The most effective swallowing up of the competition has been corporate media consolidation in the last couple of decades. Gotta love that Democrat, Bubba Slick Willy. Six entities now own almost every major outlet in the U.S.; this reaches abroad. The independent outlets claiming to represent the taxpayer have dubious names for their acronyms: NPR is called National Propaganda Radio and PBS is the Petroleum Broadcasting System. As children in the U.S. we were taught that freedom of the press and of free speech is perhaps the main foundation of our democracy.

But we've lost it, and carry on somewhat aimlessly to the cliff. We march like sheep, if sheep could march, hearing the megaphone of the corporate state's message: "Fear terrorists! You get to vote! Freedom is to shop as dutiful workers! Tough luck for the poor and sick, we're the greatest nation! Don't worry about the environmental crisis when we'll always have technological progress!"

Those of us with a radical critique -- whether bitter foes of the system and/or the positive-sounding activists -- don't have a loud alternative megaphone. The cost of magazine production and distribution, and paper from trees, went up and up so that the ownership of a printing press -- defined wryly as enabling a true, free press -- has become almost completely impractical. The advantages of a magazine in one's hand, over electronic screens, include low-tech access, tactile experience, low-cost and efficient sharing, and inserting scents (although only done by corporate purveyors of petrochemicals).

When left-brain approaches to opposing the false values of our artificial world don't get traction -- i.e., by forming a growing movement -- and are dependent on money and other rules of the dominant game, it must be time for a new day of the right-hemisphere of the brain. This means our hearts participate with our minds to find and offer the true path for humanity and the survival of species. There is not one "true path," but can we agree on sustainability and mutual respect while sharing a finite planet?

Art, music, street theater, and joyful rejection of globalism and consumption promise everything. They even deliver it. I have proposed a strategy several times publicly for many years: if enough people don't buy new cars, and just buy used ones if they must, this will keep money local and starve the corporate economy within months, so as to bring it to its knees. Yes, jobs will be lost -- as they will anyway as petrocollapse intensifies. But with more mutual aid and focus, we can hasten and maximize the meaningful work needed globally for resilient neighborhoods and self-reliant communities.

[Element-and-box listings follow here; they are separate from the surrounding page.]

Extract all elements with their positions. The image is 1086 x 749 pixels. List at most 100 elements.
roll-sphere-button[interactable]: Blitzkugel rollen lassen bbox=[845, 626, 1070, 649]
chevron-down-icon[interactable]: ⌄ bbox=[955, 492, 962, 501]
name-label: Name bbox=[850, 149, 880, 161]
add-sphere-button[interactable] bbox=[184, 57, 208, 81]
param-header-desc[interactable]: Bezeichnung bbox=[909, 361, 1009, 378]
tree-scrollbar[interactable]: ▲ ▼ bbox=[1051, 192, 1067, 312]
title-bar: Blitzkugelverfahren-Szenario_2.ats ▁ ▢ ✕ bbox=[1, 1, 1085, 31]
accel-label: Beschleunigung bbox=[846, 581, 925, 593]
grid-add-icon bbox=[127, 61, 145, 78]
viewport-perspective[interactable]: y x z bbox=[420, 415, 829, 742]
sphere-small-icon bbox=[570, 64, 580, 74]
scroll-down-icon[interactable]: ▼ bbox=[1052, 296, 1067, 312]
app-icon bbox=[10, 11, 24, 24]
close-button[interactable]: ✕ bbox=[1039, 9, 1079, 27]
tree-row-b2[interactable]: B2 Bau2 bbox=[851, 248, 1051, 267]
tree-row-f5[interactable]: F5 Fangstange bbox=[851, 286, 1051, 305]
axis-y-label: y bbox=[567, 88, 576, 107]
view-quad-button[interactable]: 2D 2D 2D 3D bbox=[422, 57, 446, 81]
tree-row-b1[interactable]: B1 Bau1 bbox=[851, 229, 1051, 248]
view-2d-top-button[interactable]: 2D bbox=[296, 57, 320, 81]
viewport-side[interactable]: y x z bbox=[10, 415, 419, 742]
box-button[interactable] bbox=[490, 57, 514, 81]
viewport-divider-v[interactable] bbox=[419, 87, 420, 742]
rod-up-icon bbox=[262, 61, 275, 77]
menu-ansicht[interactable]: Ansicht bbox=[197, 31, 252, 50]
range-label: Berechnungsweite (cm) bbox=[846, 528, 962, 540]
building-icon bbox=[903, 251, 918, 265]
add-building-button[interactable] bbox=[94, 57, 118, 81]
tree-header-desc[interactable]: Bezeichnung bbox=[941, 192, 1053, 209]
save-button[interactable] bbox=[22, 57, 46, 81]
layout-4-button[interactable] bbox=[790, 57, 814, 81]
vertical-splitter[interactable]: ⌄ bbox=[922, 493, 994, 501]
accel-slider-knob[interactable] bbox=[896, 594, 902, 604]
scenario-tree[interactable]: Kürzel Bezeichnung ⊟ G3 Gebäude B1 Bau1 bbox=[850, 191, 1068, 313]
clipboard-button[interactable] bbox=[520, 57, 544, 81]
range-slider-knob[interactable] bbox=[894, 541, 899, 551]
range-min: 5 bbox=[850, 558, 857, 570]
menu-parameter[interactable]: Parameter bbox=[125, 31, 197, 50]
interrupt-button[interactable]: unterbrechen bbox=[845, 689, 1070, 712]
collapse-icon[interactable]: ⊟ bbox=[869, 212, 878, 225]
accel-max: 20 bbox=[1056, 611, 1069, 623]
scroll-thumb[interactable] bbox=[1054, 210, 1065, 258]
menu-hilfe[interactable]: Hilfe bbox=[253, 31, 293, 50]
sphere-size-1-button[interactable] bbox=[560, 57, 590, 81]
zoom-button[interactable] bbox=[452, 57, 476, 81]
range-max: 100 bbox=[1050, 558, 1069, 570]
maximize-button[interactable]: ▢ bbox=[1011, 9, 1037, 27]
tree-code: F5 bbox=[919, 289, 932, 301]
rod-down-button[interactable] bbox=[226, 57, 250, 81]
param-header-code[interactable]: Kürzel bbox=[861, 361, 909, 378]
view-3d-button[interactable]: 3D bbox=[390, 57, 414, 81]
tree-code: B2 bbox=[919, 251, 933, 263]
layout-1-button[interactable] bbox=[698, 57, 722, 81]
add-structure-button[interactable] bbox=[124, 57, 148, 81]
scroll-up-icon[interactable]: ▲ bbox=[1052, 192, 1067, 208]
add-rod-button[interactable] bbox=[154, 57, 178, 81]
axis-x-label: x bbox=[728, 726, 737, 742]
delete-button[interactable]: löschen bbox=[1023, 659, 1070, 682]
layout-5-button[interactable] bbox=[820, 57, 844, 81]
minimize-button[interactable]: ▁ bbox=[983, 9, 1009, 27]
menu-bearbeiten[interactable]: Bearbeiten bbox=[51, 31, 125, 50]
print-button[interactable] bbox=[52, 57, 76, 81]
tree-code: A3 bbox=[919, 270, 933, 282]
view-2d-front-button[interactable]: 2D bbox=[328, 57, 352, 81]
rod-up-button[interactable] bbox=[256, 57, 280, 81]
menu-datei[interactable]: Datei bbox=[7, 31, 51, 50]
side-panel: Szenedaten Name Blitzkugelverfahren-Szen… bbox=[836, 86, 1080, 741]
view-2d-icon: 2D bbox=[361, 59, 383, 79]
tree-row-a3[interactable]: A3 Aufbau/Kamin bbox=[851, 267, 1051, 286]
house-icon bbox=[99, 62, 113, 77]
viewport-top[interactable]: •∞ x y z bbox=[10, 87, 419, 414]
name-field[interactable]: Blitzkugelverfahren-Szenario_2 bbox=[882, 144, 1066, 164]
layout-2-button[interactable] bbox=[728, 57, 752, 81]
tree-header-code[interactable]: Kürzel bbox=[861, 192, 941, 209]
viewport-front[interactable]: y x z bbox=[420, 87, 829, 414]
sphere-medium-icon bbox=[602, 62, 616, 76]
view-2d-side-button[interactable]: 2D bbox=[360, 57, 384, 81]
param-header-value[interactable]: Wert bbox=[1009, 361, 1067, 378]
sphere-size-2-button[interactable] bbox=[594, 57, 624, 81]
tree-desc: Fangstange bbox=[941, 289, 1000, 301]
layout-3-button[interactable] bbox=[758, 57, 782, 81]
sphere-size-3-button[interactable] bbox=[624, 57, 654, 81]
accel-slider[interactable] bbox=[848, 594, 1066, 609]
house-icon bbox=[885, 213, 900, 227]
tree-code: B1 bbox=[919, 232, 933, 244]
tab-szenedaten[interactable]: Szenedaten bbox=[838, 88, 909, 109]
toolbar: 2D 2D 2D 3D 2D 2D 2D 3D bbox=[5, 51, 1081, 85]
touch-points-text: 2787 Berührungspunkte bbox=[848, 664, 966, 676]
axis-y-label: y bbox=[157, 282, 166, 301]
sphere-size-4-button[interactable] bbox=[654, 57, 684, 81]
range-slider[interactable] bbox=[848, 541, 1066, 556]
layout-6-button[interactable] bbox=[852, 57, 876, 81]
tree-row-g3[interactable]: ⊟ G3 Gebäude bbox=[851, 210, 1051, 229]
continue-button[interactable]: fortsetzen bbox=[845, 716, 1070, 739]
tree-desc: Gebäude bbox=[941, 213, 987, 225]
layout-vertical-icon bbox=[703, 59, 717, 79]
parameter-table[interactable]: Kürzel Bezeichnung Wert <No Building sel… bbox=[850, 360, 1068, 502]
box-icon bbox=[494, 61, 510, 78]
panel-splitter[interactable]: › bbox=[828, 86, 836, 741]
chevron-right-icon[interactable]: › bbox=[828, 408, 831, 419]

Let's say we don't try to achieve it until forced by collapse. But if things somehow go in a better direction, even local autonomy can be regained in far greater measure (if that has appeal). With industrialism's habit of swallowing-up coming to an historic end, we may reconnect intimately with the interdependent and balanced universe that appears to want to be our friend (we're alive, right?). May you tread upon this path with loved ones and with joy and good health.